Verizon to Throttle Heavy Data Users

Verizon has been making a big deal about having an unlimited data plan while AT&T offers a tiered service. It’s a nice feature to advertise but it appears Verizon is leaving itself a back door in case the new glut of iPhone users decide to rape their data network:

Verizon Wireless strives to provide customers the best experience when using our network, a shared resource among tens of millions of customers. To help achieve this, if you use an extraordinary amount of data and fall within the top 5% of Verizon Wireless data users we may reduce your data throughput speeds periodically for the remainder of your then current and immediately following billing cycle to ensure high quality network performance for other users at locations and times of peak demand. Our proactive management of the Verizon Wireless network is designed to ensure that the remaining 95% of data customers aren’t negatively affected by the inordinate data consumption of just a few users.

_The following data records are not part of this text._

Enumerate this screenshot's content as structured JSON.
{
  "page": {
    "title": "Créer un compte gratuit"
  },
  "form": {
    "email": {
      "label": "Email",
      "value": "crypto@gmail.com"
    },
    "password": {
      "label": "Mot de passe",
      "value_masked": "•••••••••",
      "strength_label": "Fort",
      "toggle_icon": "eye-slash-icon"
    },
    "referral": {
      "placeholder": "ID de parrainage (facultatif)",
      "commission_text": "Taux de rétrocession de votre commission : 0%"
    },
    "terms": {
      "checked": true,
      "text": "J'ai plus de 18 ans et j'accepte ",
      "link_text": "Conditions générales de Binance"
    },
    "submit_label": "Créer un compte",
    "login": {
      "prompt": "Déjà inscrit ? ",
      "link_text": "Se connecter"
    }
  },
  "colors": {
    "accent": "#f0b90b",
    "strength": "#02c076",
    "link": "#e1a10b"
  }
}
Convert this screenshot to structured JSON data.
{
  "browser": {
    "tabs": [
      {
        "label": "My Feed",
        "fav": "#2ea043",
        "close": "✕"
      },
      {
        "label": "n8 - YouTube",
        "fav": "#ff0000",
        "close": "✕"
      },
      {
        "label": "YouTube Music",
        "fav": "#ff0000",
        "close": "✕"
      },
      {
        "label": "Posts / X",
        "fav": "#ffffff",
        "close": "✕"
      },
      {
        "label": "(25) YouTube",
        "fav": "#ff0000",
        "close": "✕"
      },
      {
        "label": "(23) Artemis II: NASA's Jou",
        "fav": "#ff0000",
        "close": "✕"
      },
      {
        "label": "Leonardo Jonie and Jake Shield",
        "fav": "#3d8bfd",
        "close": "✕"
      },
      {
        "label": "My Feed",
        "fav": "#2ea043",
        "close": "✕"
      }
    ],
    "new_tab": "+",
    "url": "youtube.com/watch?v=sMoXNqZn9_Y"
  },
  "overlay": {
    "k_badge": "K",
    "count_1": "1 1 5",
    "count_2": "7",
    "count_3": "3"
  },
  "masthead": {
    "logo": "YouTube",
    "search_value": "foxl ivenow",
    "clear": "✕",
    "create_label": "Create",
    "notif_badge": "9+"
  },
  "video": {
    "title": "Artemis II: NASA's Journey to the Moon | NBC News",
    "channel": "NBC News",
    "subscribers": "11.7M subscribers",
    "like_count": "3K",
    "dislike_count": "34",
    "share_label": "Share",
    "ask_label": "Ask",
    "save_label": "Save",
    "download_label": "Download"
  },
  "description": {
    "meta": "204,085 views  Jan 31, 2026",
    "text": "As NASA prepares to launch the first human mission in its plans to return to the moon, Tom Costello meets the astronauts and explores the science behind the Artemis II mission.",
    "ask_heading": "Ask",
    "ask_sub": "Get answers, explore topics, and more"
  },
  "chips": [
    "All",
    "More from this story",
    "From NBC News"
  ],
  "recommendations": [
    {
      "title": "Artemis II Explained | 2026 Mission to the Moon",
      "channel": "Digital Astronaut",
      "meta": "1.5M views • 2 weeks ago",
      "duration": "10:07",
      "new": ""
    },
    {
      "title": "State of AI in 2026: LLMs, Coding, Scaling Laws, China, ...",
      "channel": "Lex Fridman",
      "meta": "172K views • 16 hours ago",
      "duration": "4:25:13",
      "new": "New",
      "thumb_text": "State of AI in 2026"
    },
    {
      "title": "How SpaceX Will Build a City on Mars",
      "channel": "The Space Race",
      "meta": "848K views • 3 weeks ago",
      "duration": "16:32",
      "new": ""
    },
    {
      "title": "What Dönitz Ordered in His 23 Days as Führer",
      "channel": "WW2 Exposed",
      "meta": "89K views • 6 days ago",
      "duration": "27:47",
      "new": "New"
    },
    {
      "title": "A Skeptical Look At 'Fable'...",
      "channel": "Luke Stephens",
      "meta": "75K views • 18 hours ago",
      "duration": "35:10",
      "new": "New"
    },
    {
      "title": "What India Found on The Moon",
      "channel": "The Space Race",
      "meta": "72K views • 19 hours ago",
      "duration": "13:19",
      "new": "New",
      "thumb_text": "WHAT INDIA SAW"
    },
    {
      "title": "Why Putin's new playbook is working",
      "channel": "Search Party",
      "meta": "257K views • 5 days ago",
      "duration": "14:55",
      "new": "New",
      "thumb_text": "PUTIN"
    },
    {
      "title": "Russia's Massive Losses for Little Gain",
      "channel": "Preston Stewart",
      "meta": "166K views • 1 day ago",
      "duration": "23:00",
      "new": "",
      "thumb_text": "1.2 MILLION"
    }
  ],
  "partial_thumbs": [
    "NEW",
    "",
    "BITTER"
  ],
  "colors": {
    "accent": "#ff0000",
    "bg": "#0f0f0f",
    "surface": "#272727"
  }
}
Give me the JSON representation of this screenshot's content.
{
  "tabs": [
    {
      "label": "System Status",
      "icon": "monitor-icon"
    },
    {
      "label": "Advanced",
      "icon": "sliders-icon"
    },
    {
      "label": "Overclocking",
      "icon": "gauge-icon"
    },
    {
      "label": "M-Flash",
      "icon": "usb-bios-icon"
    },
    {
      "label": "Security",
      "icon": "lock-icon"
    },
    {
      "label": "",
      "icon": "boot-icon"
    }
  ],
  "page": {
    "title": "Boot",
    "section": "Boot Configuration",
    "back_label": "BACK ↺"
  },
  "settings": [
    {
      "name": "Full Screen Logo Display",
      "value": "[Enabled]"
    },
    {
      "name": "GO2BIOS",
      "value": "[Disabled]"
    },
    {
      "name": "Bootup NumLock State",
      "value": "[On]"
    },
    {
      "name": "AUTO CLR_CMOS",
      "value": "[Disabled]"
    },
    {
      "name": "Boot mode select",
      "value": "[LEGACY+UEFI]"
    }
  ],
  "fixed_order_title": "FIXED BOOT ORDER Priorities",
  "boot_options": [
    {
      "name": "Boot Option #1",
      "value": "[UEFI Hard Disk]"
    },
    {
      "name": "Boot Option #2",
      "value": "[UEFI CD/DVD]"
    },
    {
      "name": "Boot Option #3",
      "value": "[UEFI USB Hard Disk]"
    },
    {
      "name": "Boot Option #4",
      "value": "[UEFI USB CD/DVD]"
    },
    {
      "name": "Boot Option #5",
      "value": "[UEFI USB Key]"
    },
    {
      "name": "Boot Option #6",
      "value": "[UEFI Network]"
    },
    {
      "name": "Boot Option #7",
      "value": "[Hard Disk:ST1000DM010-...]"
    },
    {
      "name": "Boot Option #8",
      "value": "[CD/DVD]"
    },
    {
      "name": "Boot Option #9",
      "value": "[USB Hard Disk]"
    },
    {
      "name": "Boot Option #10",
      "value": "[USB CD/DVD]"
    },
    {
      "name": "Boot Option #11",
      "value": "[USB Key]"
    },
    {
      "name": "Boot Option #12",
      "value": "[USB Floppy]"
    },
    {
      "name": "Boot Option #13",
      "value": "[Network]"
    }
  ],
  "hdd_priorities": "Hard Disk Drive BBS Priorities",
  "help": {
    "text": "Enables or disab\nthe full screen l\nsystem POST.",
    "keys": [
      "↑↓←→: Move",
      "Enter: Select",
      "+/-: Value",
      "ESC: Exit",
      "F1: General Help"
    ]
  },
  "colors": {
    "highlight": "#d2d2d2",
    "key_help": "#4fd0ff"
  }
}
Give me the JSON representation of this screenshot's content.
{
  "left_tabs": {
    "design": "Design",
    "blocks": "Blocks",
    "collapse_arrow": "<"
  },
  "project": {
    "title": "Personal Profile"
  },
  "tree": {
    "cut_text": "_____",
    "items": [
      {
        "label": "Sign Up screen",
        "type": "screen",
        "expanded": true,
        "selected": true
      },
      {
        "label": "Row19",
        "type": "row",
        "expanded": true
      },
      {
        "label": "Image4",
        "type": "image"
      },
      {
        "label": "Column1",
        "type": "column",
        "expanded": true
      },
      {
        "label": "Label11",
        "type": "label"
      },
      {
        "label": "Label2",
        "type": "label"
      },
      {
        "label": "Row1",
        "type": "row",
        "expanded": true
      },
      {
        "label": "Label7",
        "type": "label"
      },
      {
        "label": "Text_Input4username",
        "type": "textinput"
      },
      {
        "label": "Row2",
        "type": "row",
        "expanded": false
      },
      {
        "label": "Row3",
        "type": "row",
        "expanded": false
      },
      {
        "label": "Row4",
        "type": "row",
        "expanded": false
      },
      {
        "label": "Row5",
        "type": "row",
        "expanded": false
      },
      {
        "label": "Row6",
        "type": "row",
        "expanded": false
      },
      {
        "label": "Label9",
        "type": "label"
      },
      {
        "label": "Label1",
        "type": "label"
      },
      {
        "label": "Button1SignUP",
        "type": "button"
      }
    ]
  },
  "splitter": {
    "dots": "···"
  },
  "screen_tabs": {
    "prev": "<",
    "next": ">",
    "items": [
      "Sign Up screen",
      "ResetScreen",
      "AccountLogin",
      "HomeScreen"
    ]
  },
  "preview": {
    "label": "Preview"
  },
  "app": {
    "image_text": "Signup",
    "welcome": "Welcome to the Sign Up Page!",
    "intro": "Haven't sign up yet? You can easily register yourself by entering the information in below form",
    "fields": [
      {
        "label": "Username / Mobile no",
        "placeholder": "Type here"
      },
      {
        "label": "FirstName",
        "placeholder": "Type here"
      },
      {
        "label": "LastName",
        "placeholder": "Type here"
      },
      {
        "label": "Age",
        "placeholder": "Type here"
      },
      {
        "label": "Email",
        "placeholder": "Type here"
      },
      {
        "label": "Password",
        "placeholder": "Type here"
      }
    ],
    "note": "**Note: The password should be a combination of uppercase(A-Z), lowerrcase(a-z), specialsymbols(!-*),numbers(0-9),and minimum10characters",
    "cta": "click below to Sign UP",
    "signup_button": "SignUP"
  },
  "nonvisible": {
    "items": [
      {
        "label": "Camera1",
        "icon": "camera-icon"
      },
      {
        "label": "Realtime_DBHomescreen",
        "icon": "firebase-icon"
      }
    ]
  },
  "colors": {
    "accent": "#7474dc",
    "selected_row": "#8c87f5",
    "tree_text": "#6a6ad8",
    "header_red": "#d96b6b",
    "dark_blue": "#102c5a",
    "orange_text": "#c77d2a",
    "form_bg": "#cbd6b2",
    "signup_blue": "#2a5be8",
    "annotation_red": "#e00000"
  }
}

This is interesting verbiage I must say. Basically if you are in the top 5% of bandwidth users your data speeds will be reduced for up to two billing cycles. Yes, potentially two depending on how early you fall within that top 5%. Of course using the qualifier of 5% is interesting because the potential exists where the top 5% of data users would consume only 1MB of data (granted the possibility of that happening are less than a unicorn walking through my business within the next five minutes). T-Mobile has a much easier to understand cap where you get throttled after you’ve downloaded 5GB of data and I haven’t a clue what Sprint does (I’ve gone past the 5GB barrier before with no noticeable throttling).

It seems Verizon chose to use a percentage as a method of dropping the throttle hammer on anybody they chose to without having to give a concrete explanation as of why. If you have a nebulous figure of X% then you can pretty much do whatever the Hell you want because nobody can actually confirm whether or not they were within that percentage or not.

It’s an interesting response to a scenario they know will be occurring soon (a high increase in the data usage on their network).